Monday, March 14, 2011

History 111 Final

Here is the final I gave my History 111 students today. It covers the mix of topics we covered this quarter, Cicero, Spartacus, Christian apocalypticism, the Reformation and religion wars and Giordano Bruno. Readers will likely get a kick out of my second essay question and the bonus. Like this blog, I do try to keep my classes interesting.

I. Identify (Pick 7) – 35 pts.

1. Millennium

2. Urban II

3. Crassus

4. Charles V

5. St. Jerome

6. Verres

7. John Calvin

8. John Hus

9. St. Bartholomew’s Day Massacre

10. Triumph

II. Short Answers (Pick 5) – 40 pts.

1. Was Rome a deeply religious society? Give specific examples.

2. Describe Tiro’s position in life. Do you see him as a victim of the Roman system?

3. Define martyrdom. What purpose does it serve a religion? In which periods did the Church encourage martyrdom and in which did they discourage it? Why?

4. What is the difference between a “top-down” and “bottom-up” strategy? Give an example of each.

5. Was Erasmus an opponent of the Catholic Church? What happened at the end of Erasmus’ life to make him appear so “dangerous?” Why did this event change how Erasmus was perceived?

6. According to Norman Cohn, what attracts people to “apocalyptic” beliefs? Do modern day Christian apocalyptics in the United States fit into Cohn’s model?

7. What were some of the popular beliefs in the mid 14th century as to the cause of the Black Death?

III. Essays (Pick 1) – 60 pts.

1. Giordano Bruno was a philosopher who believed in heliocentrism and was executed by the Catholic Church as a heretic. Yet at the same he was also very much a man of the sixteenth century. What elements in Bruno’s character make him different from modern people? Do you see Bruno as a scientist or as a magician? Was Bruno a skeptic trying to bring down Church dogma with reason or was he, like many in his time, a person of faith trying to work his way out of a religious crisis brought about through the Reformation?

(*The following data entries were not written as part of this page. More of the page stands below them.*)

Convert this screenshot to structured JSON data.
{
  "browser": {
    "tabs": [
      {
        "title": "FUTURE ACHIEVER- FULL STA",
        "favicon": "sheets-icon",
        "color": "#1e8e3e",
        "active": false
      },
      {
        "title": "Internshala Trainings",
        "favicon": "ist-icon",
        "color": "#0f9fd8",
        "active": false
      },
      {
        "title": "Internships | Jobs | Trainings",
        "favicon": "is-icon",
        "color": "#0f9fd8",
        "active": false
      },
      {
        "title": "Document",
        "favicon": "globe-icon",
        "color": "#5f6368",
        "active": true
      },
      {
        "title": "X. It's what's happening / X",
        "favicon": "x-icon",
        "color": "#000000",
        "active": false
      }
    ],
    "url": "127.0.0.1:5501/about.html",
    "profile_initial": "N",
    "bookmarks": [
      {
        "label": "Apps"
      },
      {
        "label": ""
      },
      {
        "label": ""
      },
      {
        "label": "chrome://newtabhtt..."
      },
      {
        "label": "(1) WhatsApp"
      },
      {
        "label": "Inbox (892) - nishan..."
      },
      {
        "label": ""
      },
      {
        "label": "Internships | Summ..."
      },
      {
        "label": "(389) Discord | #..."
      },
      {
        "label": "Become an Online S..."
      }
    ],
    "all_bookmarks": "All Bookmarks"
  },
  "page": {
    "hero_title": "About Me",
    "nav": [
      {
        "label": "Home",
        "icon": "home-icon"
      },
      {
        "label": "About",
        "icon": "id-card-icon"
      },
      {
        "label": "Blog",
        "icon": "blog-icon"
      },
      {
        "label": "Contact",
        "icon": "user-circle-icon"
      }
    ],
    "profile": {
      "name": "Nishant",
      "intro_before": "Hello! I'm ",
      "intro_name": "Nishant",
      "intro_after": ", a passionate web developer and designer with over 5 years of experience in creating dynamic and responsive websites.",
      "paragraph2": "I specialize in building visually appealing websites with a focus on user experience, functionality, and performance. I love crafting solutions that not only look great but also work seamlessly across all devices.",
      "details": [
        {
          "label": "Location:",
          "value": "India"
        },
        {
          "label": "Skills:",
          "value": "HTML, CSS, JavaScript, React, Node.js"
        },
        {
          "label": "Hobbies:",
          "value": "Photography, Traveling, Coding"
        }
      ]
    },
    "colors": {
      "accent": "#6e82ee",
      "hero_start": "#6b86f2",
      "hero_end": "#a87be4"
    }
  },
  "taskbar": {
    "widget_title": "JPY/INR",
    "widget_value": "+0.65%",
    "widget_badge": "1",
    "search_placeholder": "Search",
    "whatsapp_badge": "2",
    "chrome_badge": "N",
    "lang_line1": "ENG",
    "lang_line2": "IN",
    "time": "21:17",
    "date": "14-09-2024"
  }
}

2. Imagine that you are trying to interest either a powerful film producer or a mad king, who might chop off your head in the morning because he thinks that all women are naturally traitorous, in a story about Spartacus. Give me a summary of the story you would choose to tell. Feel free to take all the historical liberties you desire as long as you justify your decisions in terms of “narrative thinking.”

Bonus (5 pts.)

Why, since the 1960s, have many religious people (such as my aunt) begun wearing longer sleeves and skirts? Are they leading a revival to bring things back to the way they once were?


Clarissa said...

LOVE the exam. Will you be willing to provide an answer to the Bonus question? maybe after the students write the exam?

What wouldn't I have given to get my students come to my class on Hispanic Civilization with at least some of this knowledge.

Izgad said...

I posted the exam after the test was taken.

The response I was looking for was a) My aunt is playing out the "conservative playbook" and trying to "go back" to a time when all women dressed like this.
b) My aunt is trying to demonstrate that she is not part of the big "them," all those liberal women out there who in the 1960s turned away from traditional values. The irony of this is that by doing this my aunt makes herself just as much a product of the 1960s social changes as the liberals she is trying to make war against.

If you want I could do a full post one the topic. It is one of the things I have been planing on writing about for a while.

Clarissa said...

I think that would make for a fascinating post.

"The irony of this is that by doing this my aunt makes herself just as much a product of the 1960s social changes as the liberals she is trying to make war against."

-That's how collective identity always works: it reaffirms one part of the binary opposition by denying it and structuring one's one existence as a response to it.